Elaborating a bit further on the nature of the proposed Rawhide experiment, the cases we're trying to distinguish are:
- it doesn't really matter, because it doesn't happen much (few or no
ABRT hits)
- it happens, but blocking briefly resolves it (a preceding "python -c
'import os; os.getrandom(1)" eliminates the exception)
- it happens, and blocking causes an indefinite hang (a preceding
"python -c 'import os; os.getrandom(1)" never completes)
If the feedback from Rawhide builds with the patch applied all falls into the first two categories, then we should drop the patch before F26 Beta and stick with the upstream behaviour of a cross-platform blocking os.urandom() implementation, with folks that want to opt-in to non-blocking behaviour pointed to the new os.getrandom() API.
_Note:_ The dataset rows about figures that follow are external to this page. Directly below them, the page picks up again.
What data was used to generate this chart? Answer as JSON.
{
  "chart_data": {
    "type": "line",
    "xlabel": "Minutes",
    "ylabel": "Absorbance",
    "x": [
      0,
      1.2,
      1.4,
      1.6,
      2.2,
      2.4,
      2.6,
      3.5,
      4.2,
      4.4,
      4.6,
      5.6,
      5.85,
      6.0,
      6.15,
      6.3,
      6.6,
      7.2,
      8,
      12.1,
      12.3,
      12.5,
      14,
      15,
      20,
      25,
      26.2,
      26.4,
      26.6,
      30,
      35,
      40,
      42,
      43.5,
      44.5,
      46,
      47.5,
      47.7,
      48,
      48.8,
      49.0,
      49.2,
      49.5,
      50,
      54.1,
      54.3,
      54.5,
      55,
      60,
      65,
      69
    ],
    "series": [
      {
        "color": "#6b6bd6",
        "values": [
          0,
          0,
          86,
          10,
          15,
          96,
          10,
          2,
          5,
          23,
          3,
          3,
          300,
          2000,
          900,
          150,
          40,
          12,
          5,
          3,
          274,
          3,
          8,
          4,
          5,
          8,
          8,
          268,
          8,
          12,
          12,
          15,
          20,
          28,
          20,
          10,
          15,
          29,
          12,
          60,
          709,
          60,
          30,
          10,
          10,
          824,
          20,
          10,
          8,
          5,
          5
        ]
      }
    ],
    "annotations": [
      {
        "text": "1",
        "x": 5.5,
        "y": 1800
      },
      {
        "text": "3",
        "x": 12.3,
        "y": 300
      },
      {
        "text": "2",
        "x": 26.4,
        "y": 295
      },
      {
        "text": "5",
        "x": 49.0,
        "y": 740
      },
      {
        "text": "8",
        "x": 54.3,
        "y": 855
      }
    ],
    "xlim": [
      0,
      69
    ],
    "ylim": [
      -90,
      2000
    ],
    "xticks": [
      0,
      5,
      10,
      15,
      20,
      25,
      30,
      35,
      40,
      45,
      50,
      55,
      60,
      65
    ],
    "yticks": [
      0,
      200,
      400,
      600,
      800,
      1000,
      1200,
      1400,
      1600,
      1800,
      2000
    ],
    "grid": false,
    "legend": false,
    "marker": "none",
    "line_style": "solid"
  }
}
It's only if we get a significant number of bug reports that fall into the third category that we'd consider keeping the patch, as those are the ones where blocking implicitly won't help, and in fact may make a system level configuration problem harder to diagnose.
Cheers, Nick.
Hi, I agree with doing this experiment.
Two notes that should appear in the Change page:
This modification should only affect code that runs early in system boot. It is quite a special case, and Fedora is in a special position with some fairly low-level parts of system written in Python.
The raised BlockingIOError should advertise that it is Fedora-specific behavior, e.g. with a link to the Change page.